How Being Proactive vs. Reactive Can Help You In Every Business

“Be proactive.”

If you had a proverbial cent for every time you heard this advice, you’d probably be retired on a beach in the Maldives right now instead of reading this. But what does that word have to do with business strategy?

A lot, actually. A proactive business strategy can make a huge difference from most people’s default, which is a reactive strategy.

Proactive vs. Reactive 

Here’s the difference. A reactive strategy means you will only deal with problems as they arise. A proactive strategy means you’ve tried to prepare for different challenges in advance.

Real-World Examples

Example 1: Let’s say you run an accounting firm, and one of your clients asks for a recommendation for an investment banker. Do you:

  1. Scramble and Google “investment bankers near me”?
  2. Have a prepared list of investment bankers (and other related business)?

If you said 1, that’s a reactive strategy. You’re waiting for things to happen, and then reacting.

If you said 2, that’s a proactive strategy. You’ve taken the time in advance to predict the needs and wants of your clients, and you’ve already created a potential solution.

Example 2: Imagine you’re an HR company, and a new potential client asks to see references before they hire you. Do you:

  1. Frantically start calling past clients to see if they will give you a reference?
  2. Have a list of references on your website or in a PDF document ready to send?

Just like the first example, 1 is reactive and 2 is proactive.

Guess What? This Strategy Is Not Just For Businesses

You don’t have to wait until you own or run a business before you utilize this savvy strategy.

By practicing a proactive business strategy in your daily work routine, you train yourself to anticipate the needs of not just your employer, but your customers, too.

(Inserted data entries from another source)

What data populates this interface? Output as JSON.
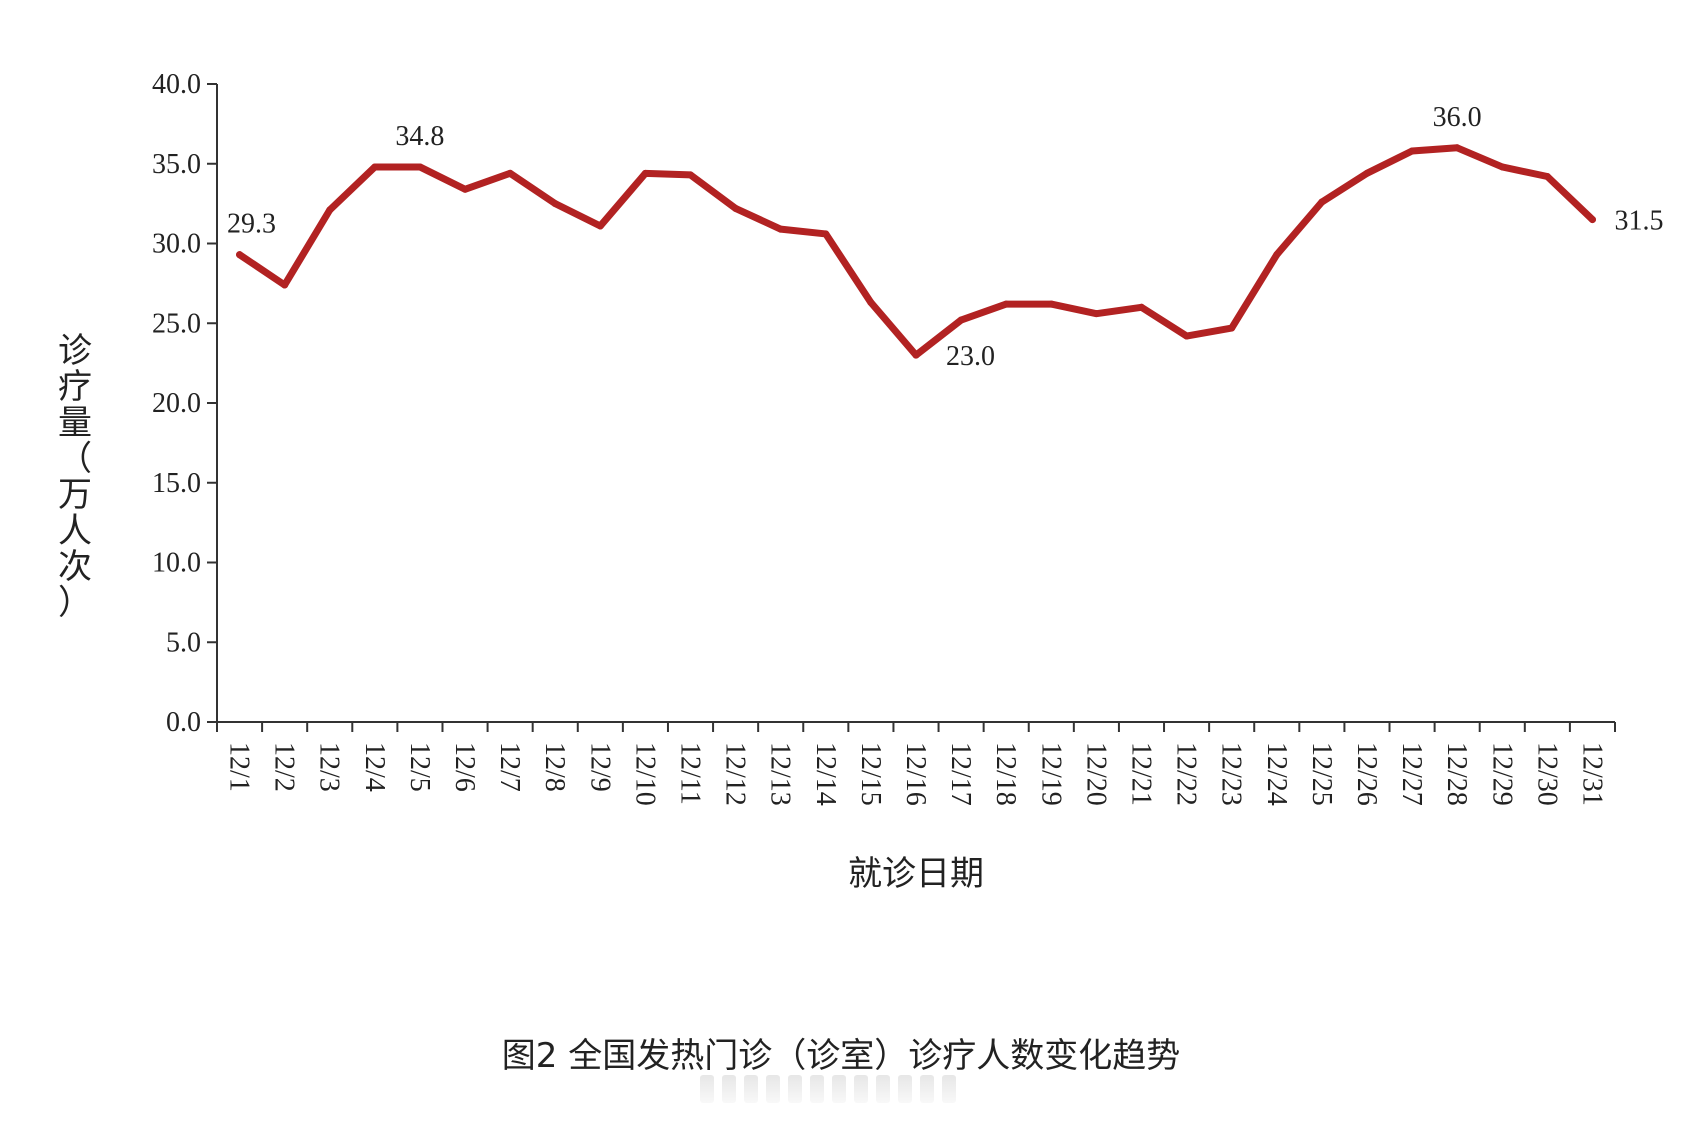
{
  "chart_data": {
    "type": "line",
    "title": "",
    "xlabel": "就诊日期",
    "ylabel": "诊疗量（万人次）",
    "ylim": [
      0,
      40
    ],
    "yticks": [
      "0.0",
      "5.0",
      "10.0",
      "15.0",
      "20.0",
      "25.0",
      "30.0",
      "35.0",
      "40.0"
    ],
    "grid": false,
    "categories": [
      "12/1",
      "12/2",
      "12/3",
      "12/4",
      "12/5",
      "12/6",
      "12/7",
      "12/8",
      "12/9",
      "12/10",
      "12/11",
      "12/12",
      "12/13",
      "12/14",
      "12/15",
      "12/16",
      "12/17",
      "12/18",
      "12/19",
      "12/20",
      "12/21",
      "12/22",
      "12/23",
      "12/24",
      "12/25",
      "12/26",
      "12/27",
      "12/28",
      "12/29",
      "12/30",
      "12/31"
    ],
    "series": [
      {
        "color": "#b22222",
        "values": [
          29.3,
          27.4,
          32.1,
          34.8,
          34.8,
          33.4,
          34.4,
          32.5,
          31.1,
          34.4,
          34.3,
          32.2,
          30.9,
          30.6,
          26.3,
          23.0,
          25.2,
          26.2,
          26.2,
          25.6,
          26.0,
          24.2,
          24.7,
          29.3,
          32.6,
          34.4,
          35.8,
          36.0,
          34.8,
          34.2,
          31.5
        ]
      }
    ],
    "annotations": [
      {
        "index": 0,
        "text": "29.3",
        "pos": "above"
      },
      {
        "index": 4,
        "text": "34.8",
        "pos": "above"
      },
      {
        "index": 15,
        "text": "23.0",
        "pos": "below-right"
      },
      {
        "index": 27,
        "text": "36.0",
        "pos": "above"
      },
      {
        "index": 30,
        "text": "31.5",
        "pos": "right"
      }
    ]
  },
  "caption": "图2 全国发热门诊（诊室）诊疗人数变化趋势"
}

And you know what? Your employer will notice. If you’re constantly ready with solutions when problems arise, it should make a good impression. And at the very least, it will prepare you to start thinking like a boss.

How to be proactive?

Think ahead about what challenges could occur or what you might need to perform well. Then, start working now on the tools, resources, or knowledge you need for when that day comes. For example: do you predict that certain parts for your machinery business are going to be hard to source? Start looking for alternatives now.